NJ TRANSIT’s TOD programs, investments, and initiatives are intended to achieve the following goals and objectives within a half-mile (or ten-minute walk) of NJ TRANSIT rail and light rail stations, and bus stations and stops on high-frequency routes (12-minute headways during peak periods in urban counties, and 22-minutes in suburban and rural counties). 

  1. Ridership – Increase ridership on NJ TRANSIT services.
    1. Increase ridership that is balanced to align with available and projected capacity.
    2. Increase ridership outside of traditional commuter patterns and within New Jersey. 
  2. Complete Communities – Promote development of communities in which people of all ages and abilities can easily access work, shopping, healthcare, education, and leisure – the things they need and want to do – with reduced reliance on a personal automotive vehicle.
    1. Include uses that expand residents’ access to daily goods and services within the station area community.
    2. Scale development to meet transit-supportive residential and commercial densities, consistent with station area typologies defined in the Transit Friendly Planning: A Guide for New Jersey Communities (“Transit Friendly Planning Guide”).
    3. Design local streets and other paths so that people feel safe and comfortable accessing destinations via non-automotive modes of transportation, to ensure that the mix of uses and density translate into accessibility and walkability.
  3. Transportation Choice – Expand access to and viability of transit and alternative, non-automotive modes of transportation.
    1. Leverage land use and urban design to encourage non-automotive modes of transportation.
    2. Create a network of streets and other paths that offer access routes to transit and to other destinations that are safe, complete, direct, varied, redundant, ADA-compliant, and well-appointed routes for all users and all modes of transportation. 
  4. Equity and Affordability – Expand access to local, regional, and state opportunities and resources.
    1. Spur investment near transit in disinvested communities.
    2. Increase access to affordable housing, jobs, community amenities such as day care, grocery stores, healthcare options, and related resources and opportunities for vulnerable and underserved populations.
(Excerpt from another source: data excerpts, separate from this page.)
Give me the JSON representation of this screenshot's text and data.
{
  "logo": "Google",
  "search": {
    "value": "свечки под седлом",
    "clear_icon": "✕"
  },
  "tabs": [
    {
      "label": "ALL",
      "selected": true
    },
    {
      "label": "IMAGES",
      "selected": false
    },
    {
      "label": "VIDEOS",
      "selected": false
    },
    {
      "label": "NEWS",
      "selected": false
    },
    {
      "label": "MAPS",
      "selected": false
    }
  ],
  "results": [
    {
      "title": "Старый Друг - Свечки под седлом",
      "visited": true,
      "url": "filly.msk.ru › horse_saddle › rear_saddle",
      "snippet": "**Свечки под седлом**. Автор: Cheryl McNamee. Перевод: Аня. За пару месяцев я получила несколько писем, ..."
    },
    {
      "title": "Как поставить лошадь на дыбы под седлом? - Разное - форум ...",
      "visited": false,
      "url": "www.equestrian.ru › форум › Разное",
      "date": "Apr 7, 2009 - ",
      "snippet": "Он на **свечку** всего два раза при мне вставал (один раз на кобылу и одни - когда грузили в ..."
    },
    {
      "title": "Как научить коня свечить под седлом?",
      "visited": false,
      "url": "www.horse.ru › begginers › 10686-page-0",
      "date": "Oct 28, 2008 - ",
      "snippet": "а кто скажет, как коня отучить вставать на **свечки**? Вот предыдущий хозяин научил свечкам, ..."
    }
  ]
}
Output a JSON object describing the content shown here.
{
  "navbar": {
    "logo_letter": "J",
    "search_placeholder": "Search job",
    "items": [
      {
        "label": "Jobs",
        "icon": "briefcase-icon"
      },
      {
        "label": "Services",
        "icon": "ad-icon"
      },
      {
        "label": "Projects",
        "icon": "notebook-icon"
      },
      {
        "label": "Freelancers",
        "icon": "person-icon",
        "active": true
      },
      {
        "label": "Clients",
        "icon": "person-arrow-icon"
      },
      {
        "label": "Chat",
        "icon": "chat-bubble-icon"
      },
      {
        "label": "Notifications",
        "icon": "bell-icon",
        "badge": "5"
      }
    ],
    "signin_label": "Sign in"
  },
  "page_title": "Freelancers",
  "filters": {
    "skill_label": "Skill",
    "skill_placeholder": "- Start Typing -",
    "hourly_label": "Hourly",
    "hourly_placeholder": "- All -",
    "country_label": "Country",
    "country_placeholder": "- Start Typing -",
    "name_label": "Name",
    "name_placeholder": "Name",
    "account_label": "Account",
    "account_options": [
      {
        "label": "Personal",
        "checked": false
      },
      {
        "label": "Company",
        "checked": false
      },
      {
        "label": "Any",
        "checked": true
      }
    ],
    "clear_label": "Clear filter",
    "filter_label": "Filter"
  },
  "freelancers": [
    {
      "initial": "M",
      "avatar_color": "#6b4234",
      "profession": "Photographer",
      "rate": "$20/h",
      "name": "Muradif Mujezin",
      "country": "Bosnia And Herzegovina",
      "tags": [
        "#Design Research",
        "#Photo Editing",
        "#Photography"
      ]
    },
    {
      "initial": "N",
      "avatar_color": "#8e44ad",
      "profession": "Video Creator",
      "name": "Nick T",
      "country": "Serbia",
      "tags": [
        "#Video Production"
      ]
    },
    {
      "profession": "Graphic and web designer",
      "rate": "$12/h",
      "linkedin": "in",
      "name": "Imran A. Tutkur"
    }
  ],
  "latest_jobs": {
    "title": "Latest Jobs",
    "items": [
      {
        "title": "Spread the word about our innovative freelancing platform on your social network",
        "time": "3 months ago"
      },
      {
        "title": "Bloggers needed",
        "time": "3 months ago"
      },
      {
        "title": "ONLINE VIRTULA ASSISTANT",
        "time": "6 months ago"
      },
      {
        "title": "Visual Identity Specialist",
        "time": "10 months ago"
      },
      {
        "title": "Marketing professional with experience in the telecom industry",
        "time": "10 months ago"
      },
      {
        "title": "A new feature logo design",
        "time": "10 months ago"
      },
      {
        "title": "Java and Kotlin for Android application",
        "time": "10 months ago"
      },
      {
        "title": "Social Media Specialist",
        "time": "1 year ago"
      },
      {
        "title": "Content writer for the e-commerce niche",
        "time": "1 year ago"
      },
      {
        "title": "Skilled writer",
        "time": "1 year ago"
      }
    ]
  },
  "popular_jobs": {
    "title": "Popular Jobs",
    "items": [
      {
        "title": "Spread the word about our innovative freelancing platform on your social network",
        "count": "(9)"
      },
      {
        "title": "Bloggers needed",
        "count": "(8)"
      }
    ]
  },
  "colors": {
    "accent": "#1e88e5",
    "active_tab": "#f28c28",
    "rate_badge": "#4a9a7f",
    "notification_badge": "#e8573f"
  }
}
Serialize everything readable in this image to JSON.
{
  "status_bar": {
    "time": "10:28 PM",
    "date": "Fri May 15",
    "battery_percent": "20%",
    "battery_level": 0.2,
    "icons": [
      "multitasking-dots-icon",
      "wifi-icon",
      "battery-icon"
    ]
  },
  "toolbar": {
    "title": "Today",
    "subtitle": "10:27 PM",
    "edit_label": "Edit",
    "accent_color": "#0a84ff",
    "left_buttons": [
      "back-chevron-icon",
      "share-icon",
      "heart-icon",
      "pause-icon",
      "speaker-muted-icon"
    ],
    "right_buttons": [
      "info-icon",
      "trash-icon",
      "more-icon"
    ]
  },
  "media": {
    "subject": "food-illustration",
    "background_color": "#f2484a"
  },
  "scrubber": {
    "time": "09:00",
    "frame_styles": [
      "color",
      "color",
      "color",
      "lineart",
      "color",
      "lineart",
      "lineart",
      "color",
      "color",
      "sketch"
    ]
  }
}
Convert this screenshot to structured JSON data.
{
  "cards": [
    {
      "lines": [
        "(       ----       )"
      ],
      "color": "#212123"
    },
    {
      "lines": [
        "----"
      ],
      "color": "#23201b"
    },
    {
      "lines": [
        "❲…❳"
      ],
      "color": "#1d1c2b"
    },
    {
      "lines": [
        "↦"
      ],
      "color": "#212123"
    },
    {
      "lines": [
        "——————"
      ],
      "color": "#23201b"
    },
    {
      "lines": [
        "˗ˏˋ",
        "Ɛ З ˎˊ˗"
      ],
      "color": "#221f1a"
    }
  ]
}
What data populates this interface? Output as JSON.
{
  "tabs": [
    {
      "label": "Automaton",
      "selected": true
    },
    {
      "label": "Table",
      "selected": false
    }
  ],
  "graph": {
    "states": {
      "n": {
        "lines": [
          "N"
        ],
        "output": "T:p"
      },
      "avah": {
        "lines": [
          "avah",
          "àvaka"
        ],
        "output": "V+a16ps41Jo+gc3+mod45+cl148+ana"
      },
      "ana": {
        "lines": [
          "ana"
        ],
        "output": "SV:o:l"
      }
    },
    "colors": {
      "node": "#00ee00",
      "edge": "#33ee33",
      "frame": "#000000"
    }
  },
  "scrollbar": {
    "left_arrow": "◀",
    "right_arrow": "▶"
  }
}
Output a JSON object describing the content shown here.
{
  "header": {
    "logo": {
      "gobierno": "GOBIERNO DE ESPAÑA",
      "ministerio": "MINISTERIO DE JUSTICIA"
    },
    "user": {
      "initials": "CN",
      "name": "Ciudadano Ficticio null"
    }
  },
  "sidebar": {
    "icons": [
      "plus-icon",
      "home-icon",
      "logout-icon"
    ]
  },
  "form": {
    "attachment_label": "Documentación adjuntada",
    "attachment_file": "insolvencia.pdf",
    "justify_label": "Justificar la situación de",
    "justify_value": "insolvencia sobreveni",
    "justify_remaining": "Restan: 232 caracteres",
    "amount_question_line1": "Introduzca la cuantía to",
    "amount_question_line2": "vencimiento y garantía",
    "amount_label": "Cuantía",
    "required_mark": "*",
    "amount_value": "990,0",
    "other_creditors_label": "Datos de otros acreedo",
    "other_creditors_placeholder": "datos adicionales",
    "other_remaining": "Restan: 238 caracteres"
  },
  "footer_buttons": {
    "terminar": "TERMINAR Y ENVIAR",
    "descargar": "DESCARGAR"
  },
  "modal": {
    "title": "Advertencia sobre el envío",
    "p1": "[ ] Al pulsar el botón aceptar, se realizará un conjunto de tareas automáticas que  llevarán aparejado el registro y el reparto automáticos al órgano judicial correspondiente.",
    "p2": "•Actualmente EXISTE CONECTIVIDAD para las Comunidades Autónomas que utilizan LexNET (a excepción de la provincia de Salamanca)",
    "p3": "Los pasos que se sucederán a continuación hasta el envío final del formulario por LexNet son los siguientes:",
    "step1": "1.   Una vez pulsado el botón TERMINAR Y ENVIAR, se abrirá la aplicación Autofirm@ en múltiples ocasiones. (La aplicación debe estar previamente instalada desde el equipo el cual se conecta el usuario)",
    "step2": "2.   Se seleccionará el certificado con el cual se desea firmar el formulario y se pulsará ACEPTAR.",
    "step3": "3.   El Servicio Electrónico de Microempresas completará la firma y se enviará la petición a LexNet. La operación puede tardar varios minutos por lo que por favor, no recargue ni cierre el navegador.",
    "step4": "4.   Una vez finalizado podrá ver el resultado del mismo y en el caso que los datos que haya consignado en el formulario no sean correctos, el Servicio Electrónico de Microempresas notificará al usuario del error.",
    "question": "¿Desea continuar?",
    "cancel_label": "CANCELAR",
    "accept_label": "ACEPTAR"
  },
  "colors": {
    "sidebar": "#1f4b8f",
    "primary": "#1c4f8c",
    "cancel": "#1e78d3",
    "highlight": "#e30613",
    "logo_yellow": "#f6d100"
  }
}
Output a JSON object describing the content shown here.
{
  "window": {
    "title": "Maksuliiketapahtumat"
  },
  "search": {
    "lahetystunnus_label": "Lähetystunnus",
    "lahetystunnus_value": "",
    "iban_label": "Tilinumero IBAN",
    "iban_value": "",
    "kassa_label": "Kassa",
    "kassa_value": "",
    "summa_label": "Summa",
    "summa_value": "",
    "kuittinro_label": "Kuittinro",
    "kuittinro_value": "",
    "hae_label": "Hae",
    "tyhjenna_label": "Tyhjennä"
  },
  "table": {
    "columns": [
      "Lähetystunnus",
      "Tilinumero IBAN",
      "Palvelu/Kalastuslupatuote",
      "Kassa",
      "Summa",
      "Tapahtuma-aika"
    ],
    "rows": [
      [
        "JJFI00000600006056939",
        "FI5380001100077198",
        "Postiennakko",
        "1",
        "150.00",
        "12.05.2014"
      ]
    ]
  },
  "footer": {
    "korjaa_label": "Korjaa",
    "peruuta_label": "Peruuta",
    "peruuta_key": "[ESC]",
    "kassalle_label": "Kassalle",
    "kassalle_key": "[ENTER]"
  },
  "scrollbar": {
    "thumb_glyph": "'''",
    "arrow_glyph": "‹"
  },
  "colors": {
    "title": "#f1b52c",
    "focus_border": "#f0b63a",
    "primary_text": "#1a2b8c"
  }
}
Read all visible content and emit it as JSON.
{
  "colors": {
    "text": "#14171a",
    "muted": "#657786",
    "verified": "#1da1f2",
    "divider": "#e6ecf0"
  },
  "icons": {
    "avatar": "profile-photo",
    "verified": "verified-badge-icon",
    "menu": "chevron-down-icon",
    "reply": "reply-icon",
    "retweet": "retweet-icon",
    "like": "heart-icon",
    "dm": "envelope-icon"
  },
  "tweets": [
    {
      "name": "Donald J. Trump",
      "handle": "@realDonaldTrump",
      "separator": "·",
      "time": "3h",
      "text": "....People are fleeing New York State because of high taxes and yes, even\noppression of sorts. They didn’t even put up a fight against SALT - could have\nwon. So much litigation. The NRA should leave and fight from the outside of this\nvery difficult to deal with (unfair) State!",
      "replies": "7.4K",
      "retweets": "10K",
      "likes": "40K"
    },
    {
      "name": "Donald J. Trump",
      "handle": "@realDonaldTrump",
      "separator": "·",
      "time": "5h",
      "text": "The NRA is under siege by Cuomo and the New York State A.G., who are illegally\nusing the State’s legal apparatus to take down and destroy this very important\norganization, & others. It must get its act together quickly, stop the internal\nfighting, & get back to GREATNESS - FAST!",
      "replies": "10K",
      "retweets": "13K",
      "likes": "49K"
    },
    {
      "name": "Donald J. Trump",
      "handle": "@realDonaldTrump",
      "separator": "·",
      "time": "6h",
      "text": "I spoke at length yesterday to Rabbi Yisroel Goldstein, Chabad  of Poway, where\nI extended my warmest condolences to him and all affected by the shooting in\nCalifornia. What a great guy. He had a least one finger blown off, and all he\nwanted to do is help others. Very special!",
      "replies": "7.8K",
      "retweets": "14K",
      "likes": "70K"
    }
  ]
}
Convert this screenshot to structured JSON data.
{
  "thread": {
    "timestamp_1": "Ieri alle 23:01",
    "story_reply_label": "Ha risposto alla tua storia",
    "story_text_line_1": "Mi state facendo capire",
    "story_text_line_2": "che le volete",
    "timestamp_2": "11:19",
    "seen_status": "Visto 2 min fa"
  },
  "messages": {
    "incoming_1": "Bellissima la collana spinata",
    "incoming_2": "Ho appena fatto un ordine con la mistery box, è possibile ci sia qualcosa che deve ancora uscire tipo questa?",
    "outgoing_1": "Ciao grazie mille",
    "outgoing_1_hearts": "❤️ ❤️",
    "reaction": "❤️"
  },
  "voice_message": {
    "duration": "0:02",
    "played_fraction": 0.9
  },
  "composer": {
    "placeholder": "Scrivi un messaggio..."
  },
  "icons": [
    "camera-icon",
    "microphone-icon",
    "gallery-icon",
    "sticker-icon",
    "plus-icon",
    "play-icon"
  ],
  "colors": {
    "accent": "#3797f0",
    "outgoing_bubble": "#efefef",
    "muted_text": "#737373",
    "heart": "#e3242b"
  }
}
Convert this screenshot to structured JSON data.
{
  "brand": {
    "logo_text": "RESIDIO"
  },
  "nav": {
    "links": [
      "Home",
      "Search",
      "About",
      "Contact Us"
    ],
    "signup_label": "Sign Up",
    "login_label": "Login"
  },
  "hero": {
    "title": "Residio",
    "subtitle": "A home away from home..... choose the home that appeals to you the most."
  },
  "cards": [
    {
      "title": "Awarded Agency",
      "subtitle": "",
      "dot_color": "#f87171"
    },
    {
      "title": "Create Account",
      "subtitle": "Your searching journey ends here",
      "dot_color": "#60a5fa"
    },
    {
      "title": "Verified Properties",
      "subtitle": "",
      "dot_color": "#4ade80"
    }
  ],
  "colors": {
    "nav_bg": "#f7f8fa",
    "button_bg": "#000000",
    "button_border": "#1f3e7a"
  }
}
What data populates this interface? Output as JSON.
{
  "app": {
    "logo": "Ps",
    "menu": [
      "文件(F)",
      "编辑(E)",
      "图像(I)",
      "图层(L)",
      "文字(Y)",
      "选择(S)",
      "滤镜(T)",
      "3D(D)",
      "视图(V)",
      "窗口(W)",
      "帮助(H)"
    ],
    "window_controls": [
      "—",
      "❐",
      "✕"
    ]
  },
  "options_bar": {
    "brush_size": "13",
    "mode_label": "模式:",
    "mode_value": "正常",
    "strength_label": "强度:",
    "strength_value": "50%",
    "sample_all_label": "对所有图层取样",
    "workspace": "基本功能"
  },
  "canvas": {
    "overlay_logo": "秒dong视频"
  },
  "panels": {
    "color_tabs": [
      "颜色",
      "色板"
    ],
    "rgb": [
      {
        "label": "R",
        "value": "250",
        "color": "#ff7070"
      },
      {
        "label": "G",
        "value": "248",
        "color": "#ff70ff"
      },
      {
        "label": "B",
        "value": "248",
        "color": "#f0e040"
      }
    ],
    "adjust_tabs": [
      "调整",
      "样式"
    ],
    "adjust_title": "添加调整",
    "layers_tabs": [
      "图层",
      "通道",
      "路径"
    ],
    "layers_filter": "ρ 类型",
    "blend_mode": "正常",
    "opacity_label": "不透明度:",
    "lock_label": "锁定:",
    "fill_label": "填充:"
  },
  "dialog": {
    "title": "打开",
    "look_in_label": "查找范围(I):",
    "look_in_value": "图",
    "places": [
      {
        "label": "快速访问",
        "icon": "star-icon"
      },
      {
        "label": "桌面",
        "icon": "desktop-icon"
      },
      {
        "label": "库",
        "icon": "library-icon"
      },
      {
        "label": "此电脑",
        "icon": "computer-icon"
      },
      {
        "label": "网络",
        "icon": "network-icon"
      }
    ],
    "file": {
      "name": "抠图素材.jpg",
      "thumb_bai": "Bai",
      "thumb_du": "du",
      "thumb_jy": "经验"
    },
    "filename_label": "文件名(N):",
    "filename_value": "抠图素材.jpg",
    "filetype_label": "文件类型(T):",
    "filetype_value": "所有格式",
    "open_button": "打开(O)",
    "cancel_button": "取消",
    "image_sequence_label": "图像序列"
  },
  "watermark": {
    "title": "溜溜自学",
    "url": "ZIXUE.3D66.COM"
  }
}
  5. Sustainability – Increase environmental sustainability and resiliency in station area communities.
    1. Prioritize compact, dense community design that reduces auto dependency.
    2. Use sustainable and climate resilient design and materials in development projects, including buildings and landscaping.
  6. Value Capture – Create and capture value on and around NJ TRANSIT stations.
    1. Increase revenue from recurring fees such as ground lease payments and other project payments, and decrease operating and capital expenses where possible.
    2. Increase revenue from episodic payments such as predevelopment fees, land sales, and shares of capital event transactions.
  7. Community Engagement – Align with community goals.
    1. Directly engage with local communities in furtherance of prospective projects.
    2. Build on relevant recent community engagement efforts, where possible, to inform and help shape discrete initiatives.
    3. Identify and leverage existing community assets, anchor institutions, emerging technologies and practices for meaningful and inclusive community engagement.
    4. Ensure outreach across the community that is representative of the diversity of project stakeholders, make materials available in English and other prominent languages in the community, and hold outreach events in accessible locations. 

  8. Economy – Strengthen local and regional economies.
    1. Direct investment to assist in revitalization of station area communities, emphasizing a regenerative economy.
    2. Increase residents’ access to opportunities (jobs, education, business ownership, homeownership).
    3. Increase businesses’ access to labor and consumer markets.
    4. Promote use of local developers, Disadvantaged Business Enterprises, and unions, when not otherwise required.